Ein erheblicher Teil der Online-Wut über den Rückbau von Diversitätsprogrammen beim US-Einzelhandelsriesen Target wurde offenbar künstlich erzeugt. Laut einer neuen Analyse des israelischen Technologieunternehmens Cyabra handelte es sich bei mehr als einem Viertel der untersuchten Social-Media-Konten um Fälschungen.
Cyabra untersuchte Tausende Beiträge auf der Plattform X (ehemals Twitter) zwischen dem 1. Januar und dem 21. April. Das Ergebnis: Rund 27 Prozent der Accounts, die sich lautstark an Boykottaufrufen beteiligten, waren demnach gefälscht. Die Stimmung im Netz sei nach Targets Rückzug aus einigen Diversity-, Equity- und Inclusion-Programmen (DEI) regelrecht „explodiert“ – der Anteil nicht-authentischer Beiträge habe sich um 764 Prozent erhöht.
Fake-Profile auf beiden Seiten aktiv
Die Analyse offenbart eine überraschende Taktik: Die gefälschten Konten schlüpften teils in die Rolle vermeintlich schwarzer Aktivist:innen, um etwa unter Hashtags wie #EconomicBlackout zu einem Kaufboykott gegen Target aufzurufen. Andere Fake-Profile mimten hingegen konservative Nutzer:innen, die die Boykotte verspotteten und sich über angeblich „woke“ Konzernpolitik lustig machten.
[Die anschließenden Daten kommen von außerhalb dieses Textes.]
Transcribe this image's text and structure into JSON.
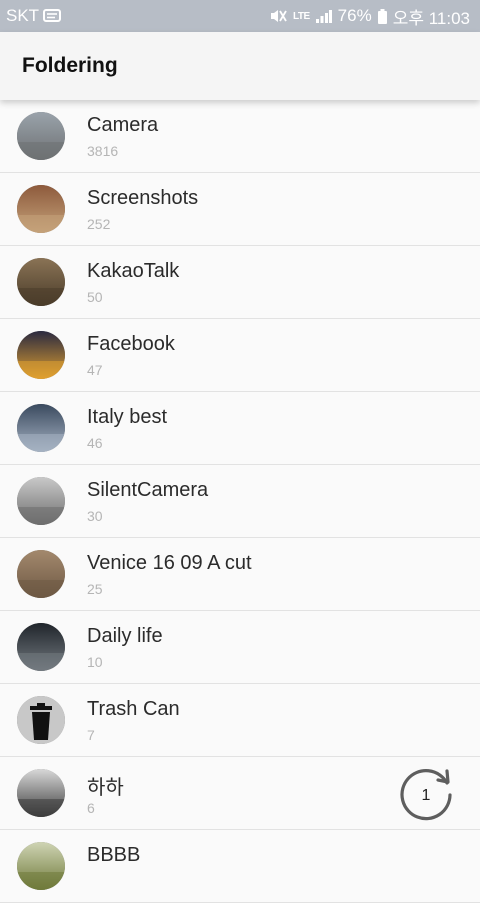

Solche doppelseitigen Einflussnahmen seien typisch für Desinformationskampagnen, erklärt Jill Burkes, Sprecherin von Cyabra. „Wenn Fake-Profile auf beiden Seiten mitspielen, reale Nutzer imitieren und polarisierende Themen künstlich hochpushen, ist das ein klares Warnsignal.“
Manipulierte Realität mit echten Folgen
Während Target sich bisher nicht zu der Analyse äußerte, stellt der Report eine zentrale Frage: Hatte die orchestrierte Empörung echten Einfluss auf Umsatz und Unternehmensentscheidungen? Target selbst hatte bereits eingeräumt, dass die DEI-Kontroverse sowie Boykottaufrufe das Ergebnis im ersten Quartal belastet hätten – eine genaue Zahl blieb man jedoch schuldig.
Die Cyabra-Untersuchung legt nahe, dass die Kampagne auch nach Targets politischen Zugeständnissen weiterlief. In der Folgewoche vom 27. Mai bis zum 3. Juni machten 39 Prozent der Accounts in einschlägigen Diskussionen erneut gefälschte Profile aus – zeitweise übertrafen sie sogar echte Nutzer.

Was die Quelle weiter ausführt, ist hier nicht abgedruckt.